In meinem Fall ist es so, dass die Vorlieben, bzw. Kriterien für eine Kaufentscheidung preislich (irrational?) skaliert sind. Meine Ausschlusskriterien für den Kauf bei großen Brands sind hierbei: Musikerpolizei - deren Meinung ist mir als Home Player egal. Dass der Glanz meiner Vorbilder auf mich abstrahlt ebenso, fänd ich absurd. Eher, dass die initiale Optik sich tief in meinem Bewusstsein verankert hat.

Trotz aller tragfähigen Gegenargumente gab es für mich beim Kauf meiner G6120 Gretsches, es sind zwei mit unterschiedlicher PU Bestückung und der Fender Telecaster keinen Zweifel daran, dass es jeweils ein Orignal sein soll.
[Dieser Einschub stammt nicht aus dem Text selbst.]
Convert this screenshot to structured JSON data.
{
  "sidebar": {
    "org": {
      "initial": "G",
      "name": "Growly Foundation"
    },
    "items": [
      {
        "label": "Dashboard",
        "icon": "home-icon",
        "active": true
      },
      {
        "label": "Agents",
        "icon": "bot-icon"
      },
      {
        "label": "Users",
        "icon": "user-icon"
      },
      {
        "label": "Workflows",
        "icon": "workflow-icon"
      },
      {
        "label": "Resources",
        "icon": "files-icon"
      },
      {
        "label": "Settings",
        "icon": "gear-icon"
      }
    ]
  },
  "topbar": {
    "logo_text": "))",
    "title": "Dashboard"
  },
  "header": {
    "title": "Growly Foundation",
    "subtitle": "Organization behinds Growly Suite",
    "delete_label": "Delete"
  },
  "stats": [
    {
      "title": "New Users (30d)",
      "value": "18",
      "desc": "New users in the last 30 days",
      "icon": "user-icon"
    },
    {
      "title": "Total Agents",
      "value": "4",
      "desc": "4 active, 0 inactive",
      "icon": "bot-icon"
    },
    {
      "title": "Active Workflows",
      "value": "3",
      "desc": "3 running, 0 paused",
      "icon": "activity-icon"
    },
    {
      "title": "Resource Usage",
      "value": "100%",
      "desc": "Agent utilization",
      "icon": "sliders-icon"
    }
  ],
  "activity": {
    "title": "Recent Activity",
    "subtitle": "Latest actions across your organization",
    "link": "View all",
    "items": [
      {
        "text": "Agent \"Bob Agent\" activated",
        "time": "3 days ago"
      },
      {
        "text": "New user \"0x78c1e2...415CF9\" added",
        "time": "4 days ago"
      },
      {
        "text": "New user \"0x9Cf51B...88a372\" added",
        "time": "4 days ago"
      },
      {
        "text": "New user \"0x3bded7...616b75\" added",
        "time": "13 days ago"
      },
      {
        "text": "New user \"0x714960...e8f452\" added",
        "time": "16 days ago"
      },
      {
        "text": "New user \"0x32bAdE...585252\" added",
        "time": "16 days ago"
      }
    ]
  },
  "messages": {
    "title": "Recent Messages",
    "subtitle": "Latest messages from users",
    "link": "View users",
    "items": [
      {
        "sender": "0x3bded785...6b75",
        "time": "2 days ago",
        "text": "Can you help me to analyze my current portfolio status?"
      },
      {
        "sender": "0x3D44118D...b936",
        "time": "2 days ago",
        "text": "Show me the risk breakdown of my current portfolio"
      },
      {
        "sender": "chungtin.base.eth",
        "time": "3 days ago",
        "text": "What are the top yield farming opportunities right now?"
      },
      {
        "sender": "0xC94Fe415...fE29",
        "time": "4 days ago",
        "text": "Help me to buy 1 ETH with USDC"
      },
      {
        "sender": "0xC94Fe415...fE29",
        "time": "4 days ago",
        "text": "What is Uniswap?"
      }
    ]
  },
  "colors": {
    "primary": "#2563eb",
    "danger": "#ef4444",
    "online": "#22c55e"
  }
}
Anders sieht es bei den Gibson Style Gitarren aus. Hier haben die "Original Kopien" von Heritage, gefertigt auf den originalen Manufakturwerkzeugen, teils von ehemaligen Gibson Mitarbeitern in Kalamazoo, nicht zuletzt des atraktiveren Preises und der stabilen Qualität die Nase vorn. Es gibt Nichts was ich daran vermisse, weder optisch, noch klanglich, noch bezüglich der Bespielbarkeit.

Mein letzter Kauf sollte eine ES330 Style Gitarre mit P90's sein und hier konnte sich mehr als je zuvor ein verhältnismäßig günstiges Modell mit gesunden Specs durchsetzen, nämlich eine Stanford Thinline 30 AV. Sauber gefertigt, Nitrolack inkl. Koffer für 1,1K.

Mein BF und Tweed Amp ist jeweils ein Fender PTP Klon, auch hier musste es zwar kein Original sein, aber dennoch dicht an den historischen Schaltkreisen orientiert.

Da ich selbst beruflich im Umfeld der Bildungsforschung unterwegs bin, werde ich täglich mit grundsätzlich relevanten Funktionen des menschlichen Gehirns konfrontiert. Da wird grob zwischen zwei zentralen Mustern, nämlich dem schnellen und langsamen Denken unterschieden. Man braucht nicht so viel Schmalz im Oberstübchen dem schnellen eher impulsiv-triebhafte Motivation zugrunde zu legen und analog dazu dem Langsamen eher Reflektiertes. Beides ist potenziellen Käufern von Instrumenten zuzutrauen, aber welcher Modus gewinnt schlussendlich 😝

Obwohl ich das weiss, und mich auch als selbstreflektieren Zeitgenossen empfinde ist es so, dass ich bei meinen ersten Präferenzen Gretsch und Fender niemals auch nur in Betracht gezogen hätte eine Kopie zu kaufen. Gerade bei einer Tele, die gemäß meinem letzten Gitarrenhändler eigentlich aus einem Küchenbrett und einem Baseballschläger besteht könnte auch der Pragmatismus siegen und ein empfindlich billigeres Instrument den Zuschlag erhalten.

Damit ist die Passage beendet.